Pseudo-games

This class of games we first examine are games that turn out to be jokes. The outcomes of these pseudo games do not depend on the play proceeds. For this reason, the solution of such a pseudo-game does not consist of a winning strategy, but of a proof that one or the other of the two players will always win.

Problem1. Two children take turns breaking up a rectangular chocolate bar 6 squares wide by 8 squares long. They may break the bar only along the divisions between the squares. If the bar breaks into several peaces, they keep breaking the pieces up until only the individual squares remain. The player who cannot make a break loses the game. Who will win?
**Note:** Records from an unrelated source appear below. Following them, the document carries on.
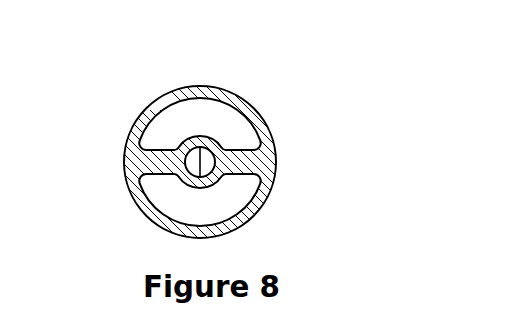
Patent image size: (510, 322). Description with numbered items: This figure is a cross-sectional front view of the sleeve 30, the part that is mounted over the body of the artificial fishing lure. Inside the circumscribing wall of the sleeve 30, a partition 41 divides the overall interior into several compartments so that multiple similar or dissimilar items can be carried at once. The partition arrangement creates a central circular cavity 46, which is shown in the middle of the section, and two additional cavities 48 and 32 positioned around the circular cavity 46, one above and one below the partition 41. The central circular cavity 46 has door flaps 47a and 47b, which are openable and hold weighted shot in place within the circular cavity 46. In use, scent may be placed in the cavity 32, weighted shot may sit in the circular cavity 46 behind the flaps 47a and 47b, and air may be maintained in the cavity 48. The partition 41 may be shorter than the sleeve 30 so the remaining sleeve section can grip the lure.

The sleeve 30 is at (213, 164).
The cavity 32 is at (163, 124).
The partition 41 is at (153, 162).
The central circular cavity 46 is at (216, 152).
The door flap 47a is at (192, 167).
The door flap 47b is at (210, 150).
The cavity 48 is at (230, 200).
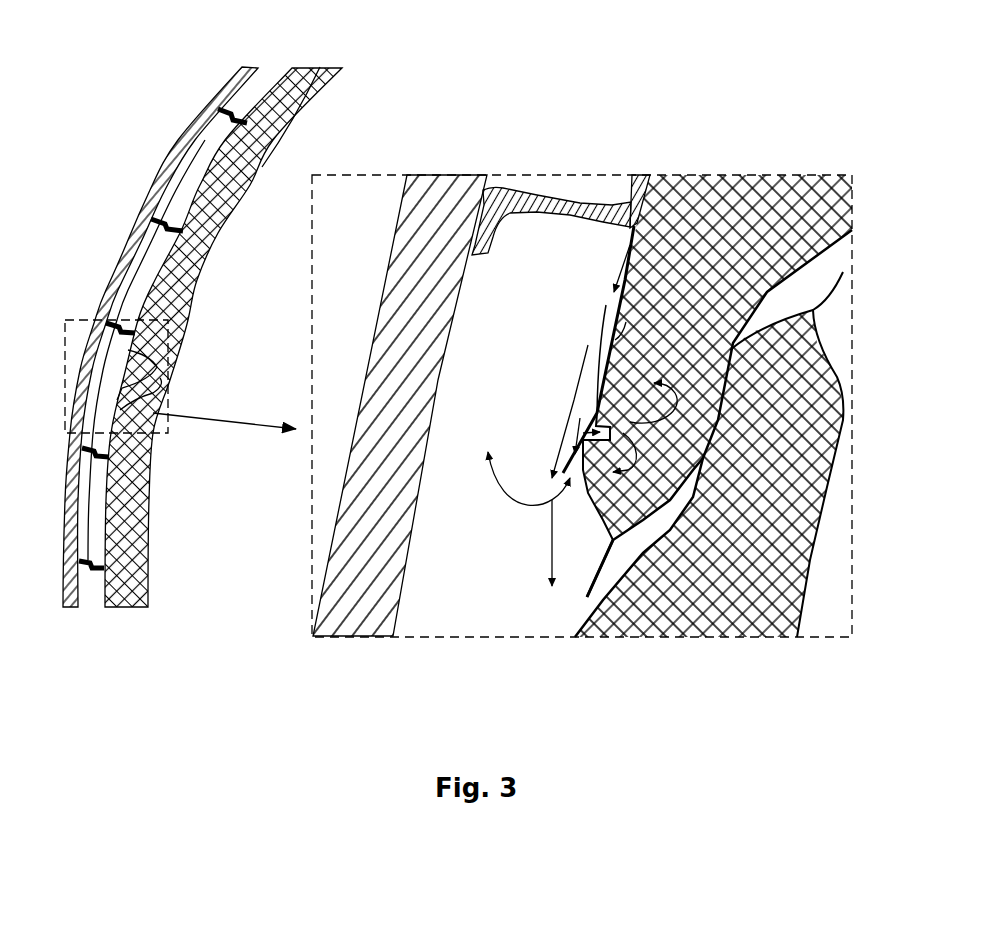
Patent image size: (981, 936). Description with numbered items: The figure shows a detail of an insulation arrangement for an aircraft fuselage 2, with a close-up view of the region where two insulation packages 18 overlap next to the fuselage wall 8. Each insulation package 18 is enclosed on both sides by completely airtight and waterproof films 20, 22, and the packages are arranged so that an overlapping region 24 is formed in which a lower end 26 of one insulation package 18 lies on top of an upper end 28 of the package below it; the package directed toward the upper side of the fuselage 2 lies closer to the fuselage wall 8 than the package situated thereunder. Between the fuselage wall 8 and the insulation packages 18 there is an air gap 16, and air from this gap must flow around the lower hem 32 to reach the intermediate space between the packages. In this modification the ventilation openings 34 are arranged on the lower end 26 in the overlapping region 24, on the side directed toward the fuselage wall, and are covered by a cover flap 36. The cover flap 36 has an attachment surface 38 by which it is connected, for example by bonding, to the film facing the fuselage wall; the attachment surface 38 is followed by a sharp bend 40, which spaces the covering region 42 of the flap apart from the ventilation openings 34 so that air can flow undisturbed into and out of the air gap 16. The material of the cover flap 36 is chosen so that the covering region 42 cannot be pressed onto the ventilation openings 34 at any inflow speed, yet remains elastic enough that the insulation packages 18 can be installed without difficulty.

The fuselage 2 is at (188, 76).
The fuselage wall 8 is at (377, 333).
The air gap 16 is at (485, 268).
The insulation package 18 is at (262, 167).
The film 20 is at (184, 182).
The film 22 is at (240, 236).
The overlapping region 24 is at (157, 367).
The lower end 26 is at (128, 382).
The upper end 28 is at (153, 393).
The lower hem 32 is at (590, 577).
The ventilation openings 34 is at (616, 389).
The cover flap 36 is at (570, 388).
The attachment surface 38 is at (615, 340).
The sharp bend 40 is at (592, 360).
The covering region 42 is at (563, 450).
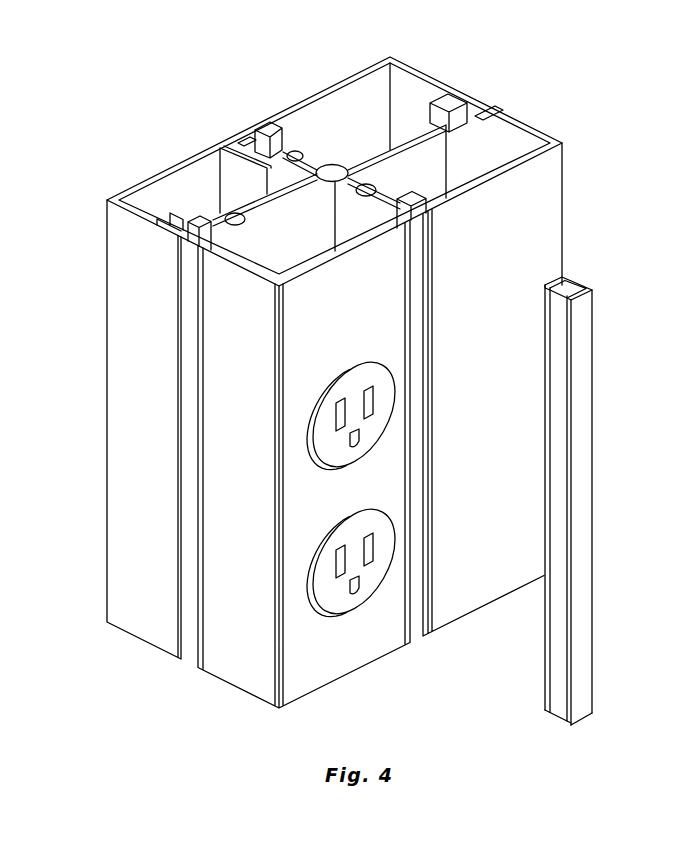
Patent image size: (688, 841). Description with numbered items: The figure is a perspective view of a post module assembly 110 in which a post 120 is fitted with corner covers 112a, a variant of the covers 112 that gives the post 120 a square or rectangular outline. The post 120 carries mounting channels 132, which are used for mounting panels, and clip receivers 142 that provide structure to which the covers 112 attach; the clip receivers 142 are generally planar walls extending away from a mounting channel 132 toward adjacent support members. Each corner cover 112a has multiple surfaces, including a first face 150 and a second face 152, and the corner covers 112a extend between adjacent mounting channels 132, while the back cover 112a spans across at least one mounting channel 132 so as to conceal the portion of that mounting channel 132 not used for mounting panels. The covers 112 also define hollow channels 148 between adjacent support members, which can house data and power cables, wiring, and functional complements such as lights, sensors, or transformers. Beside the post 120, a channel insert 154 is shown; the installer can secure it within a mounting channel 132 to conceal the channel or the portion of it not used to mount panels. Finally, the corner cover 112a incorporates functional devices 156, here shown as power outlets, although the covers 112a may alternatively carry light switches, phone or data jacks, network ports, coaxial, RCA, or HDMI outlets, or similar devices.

The post module assembly 110 is at (371, 380).
The cover 112 is at (676, 158).
The corner cover 112a is at (138, 173).
The post 120 is at (257, 196).
The mounting channel 132 is at (253, 137).
The clip receiver 142 is at (512, 149).
The hollow channel 148 is at (288, 265).
The first face 150 is at (257, 471).
The second face 152 is at (232, 516).
The channel insert 154 is at (595, 331).
The functional device 156 is at (323, 598).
Solution. After each move, the number of the pieces increases by one. At first, there is only one piece. At the end of the game, when no more moves are possible, the chocolate is divided into small squares ant there are 48 of these. So there must have been 47 moves of which the last, as well as every other odd-numbered move, was made by the first player. Therefore, the first player will win, no matter how the play proceeds.

Problem2. There are three piles of stones: one with 10 stones, one with 15 stones and one with 20. At each turn a player can choose one of the piles and divide it into two smallest piles. The looser is the player who cannot do this. Who will win and how?

Problem3. Two players take turns placing rooks on a chessboard so that they cannot capture each other. The loser is the player who cannot place a rook. Who will win?